Specific exercises can be performed while lying down to avoid weight-bearing stress on the knee. Quad sets involve tightening the thigh muscles by pressing the back of the knee down onto a towel or the floor and holding the contraction for several seconds. Heel slides are another beneficial exercise, performed by lying on the back and gently sliding the heel of the affected leg toward the buttocks, bending the knee only as far as is comfortable and pain-free.

Low-impact cardio activities are excellent alternatives to running or jumping, which put high stress on the joint. Swimming, especially flutter kicks, and cycling on a stationary bike with low resistance allow for controlled range of motion without direct impact.
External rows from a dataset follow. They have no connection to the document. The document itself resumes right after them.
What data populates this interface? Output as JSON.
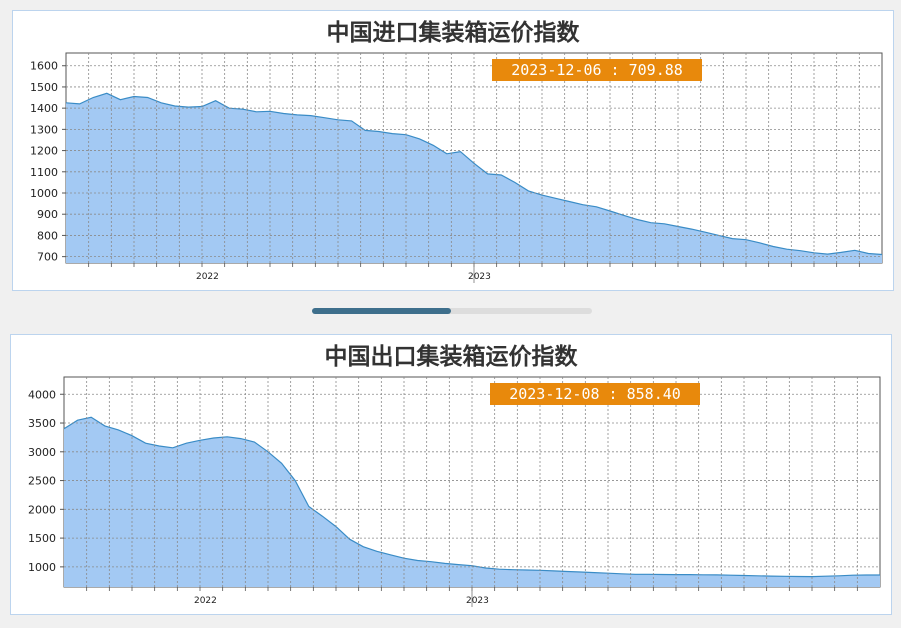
{
  "colors": {
    "area_fill": "#a3c9f3",
    "area_line": "#3a8cc6",
    "badge_bg": "#e8890c",
    "badge_text": "#ffffff",
    "grid": "#8a8a8a"
  },
  "chart_data": [
    {
      "type": "area",
      "title": "中国进口集装箱运价指数",
      "tooltip": "2023-12-06 : 709.88",
      "xlim": [
        2021.0,
        2024.0
      ],
      "ylim": [
        670,
        1660
      ],
      "y_ticks": [
        "700",
        "800",
        "900",
        "1000",
        "1100",
        "1200",
        "1300",
        "1400",
        "1500",
        "1600"
      ],
      "x_labels": [
        {
          "x": 2022,
          "label": "2022"
        },
        {
          "x": 2023,
          "label": "2023"
        }
      ],
      "grid": true,
      "x": [
        2021.0,
        2021.05,
        2021.1,
        2021.15,
        2021.2,
        2021.25,
        2021.3,
        2021.35,
        2021.4,
        2021.45,
        2021.5,
        2021.55,
        2021.6,
        2021.65,
        2021.7,
        2021.75,
        2021.8,
        2021.85,
        2021.9,
        2021.95,
        2022.0,
        2022.05,
        2022.1,
        2022.15,
        2022.2,
        2022.25,
        2022.3,
        2022.35,
        2022.4,
        2022.45,
        2022.5,
        2022.55,
        2022.6,
        2022.65,
        2022.7,
        2022.75,
        2022.8,
        2022.85,
        2022.9,
        2022.95,
        2023.0,
        2023.05,
        2023.1,
        2023.15,
        2023.2,
        2023.25,
        2023.3,
        2023.35,
        2023.4,
        2023.45,
        2023.5,
        2023.55,
        2023.6,
        2023.65,
        2023.7,
        2023.75,
        2023.8,
        2023.85,
        2023.9,
        2023.95,
        2024.0
      ],
      "values": [
        1425,
        1420,
        1450,
        1470,
        1440,
        1455,
        1450,
        1425,
        1410,
        1405,
        1408,
        1435,
        1400,
        1395,
        1383,
        1385,
        1375,
        1368,
        1365,
        1355,
        1345,
        1340,
        1295,
        1290,
        1280,
        1275,
        1255,
        1225,
        1185,
        1195,
        1140,
        1090,
        1085,
        1050,
        1010,
        990,
        975,
        960,
        945,
        935,
        915,
        895,
        875,
        860,
        855,
        842,
        830,
        815,
        800,
        785,
        780,
        765,
        748,
        735,
        728,
        718,
        712,
        720,
        730,
        715,
        709.88
      ]
    },
    {
      "type": "area",
      "title": "中国出口集装箱运价指数",
      "tooltip": "2023-12-08 : 858.40",
      "xlim": [
        2021.0,
        2024.0
      ],
      "ylim": [
        650,
        4300
      ],
      "y_ticks": [
        "1000",
        "1500",
        "2000",
        "2500",
        "3000",
        "3500",
        "4000"
      ],
      "x_labels": [
        {
          "x": 2022,
          "label": "2022"
        },
        {
          "x": 2023,
          "label": "2023"
        }
      ],
      "grid": true,
      "x": [
        2021.0,
        2021.05,
        2021.1,
        2021.15,
        2021.2,
        2021.25,
        2021.3,
        2021.35,
        2021.4,
        2021.45,
        2021.5,
        2021.55,
        2021.6,
        2021.65,
        2021.7,
        2021.75,
        2021.8,
        2021.85,
        2021.9,
        2021.95,
        2022.0,
        2022.05,
        2022.1,
        2022.15,
        2022.2,
        2022.25,
        2022.3,
        2022.35,
        2022.4,
        2022.45,
        2022.5,
        2022.55,
        2022.6,
        2022.65,
        2022.7,
        2022.75,
        2022.8,
        2022.85,
        2022.9,
        2022.95,
        2023.0,
        2023.05,
        2023.1,
        2023.15,
        2023.2,
        2023.25,
        2023.3,
        2023.35,
        2023.4,
        2023.45,
        2023.5,
        2023.55,
        2023.6,
        2023.65,
        2023.7,
        2023.75,
        2023.8,
        2023.85,
        2023.9,
        2023.95,
        2024.0
      ],
      "values": [
        3400,
        3550,
        3600,
        3450,
        3380,
        3280,
        3150,
        3100,
        3070,
        3150,
        3200,
        3240,
        3260,
        3230,
        3170,
        3000,
        2800,
        2500,
        2050,
        1880,
        1700,
        1480,
        1350,
        1270,
        1210,
        1150,
        1110,
        1090,
        1060,
        1040,
        1020,
        980,
        960,
        950,
        945,
        940,
        930,
        920,
        910,
        900,
        890,
        880,
        870,
        870,
        868,
        866,
        865,
        862,
        860,
        855,
        850,
        845,
        840,
        836,
        832,
        830,
        838,
        845,
        855,
        858,
        858.4
      ]
    }
  ]
}
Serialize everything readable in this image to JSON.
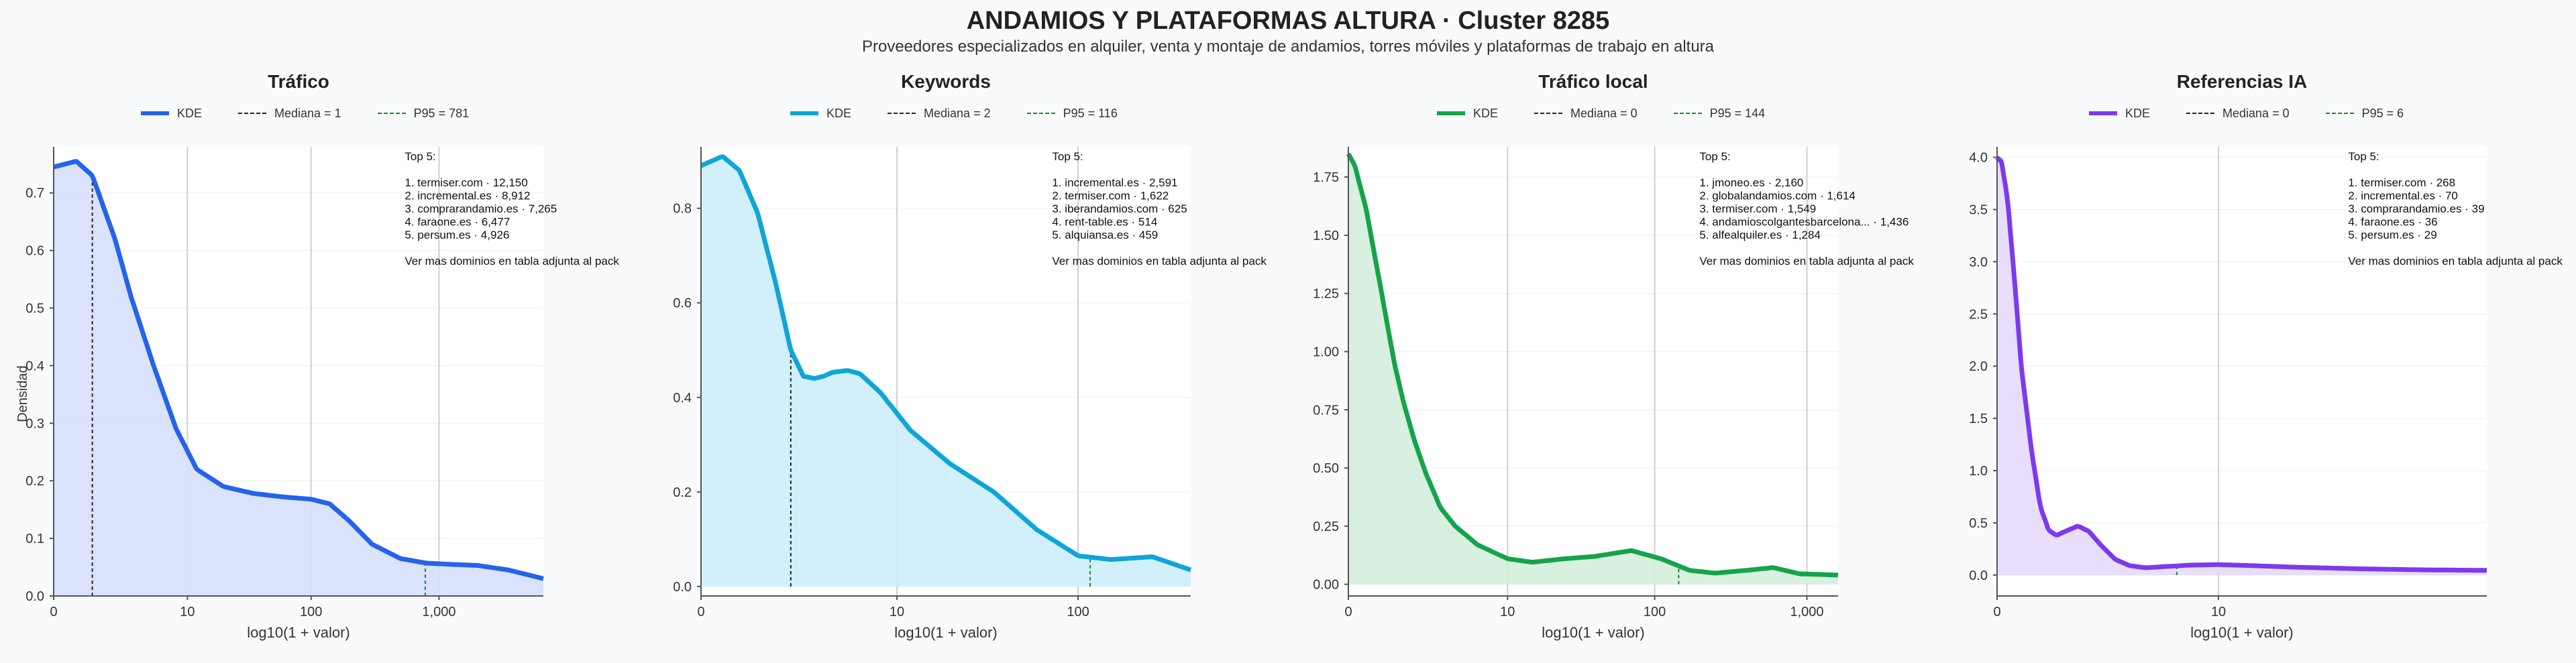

Stretching the muscles surrounding the knee, such as the hamstrings and calves, also promotes flexibility and reduces tension that might contribute to bursal irritation.

Immediate Red Flags and When to Seek Medical Help

Be aware of symptoms suggesting the condition is more severe than simple inflammation, requiring immediate medical attention. One complication is septic bursitis, an infection of the bursa. If this occurs, stop exercising immediately and consult a doctor.

Signs of infection include fever and chills, suggesting the infection has become systemic. Locally, the skin over the bursa may become intensely red, feel significantly warmer to the touch, and the pain may be disproportionate to the injury. Swollen glands near the affected area also indicate septic bursitis.

A medical professional can differentiate between non-infectious and septic bursitis, often by testing a fluid sample from the bursa. Treatment for septic bursitis typically involves antibiotics and sometimes draining the infected fluid. Ignoring these red flags can lead to the infection spreading, making prompt medical intervention necessary.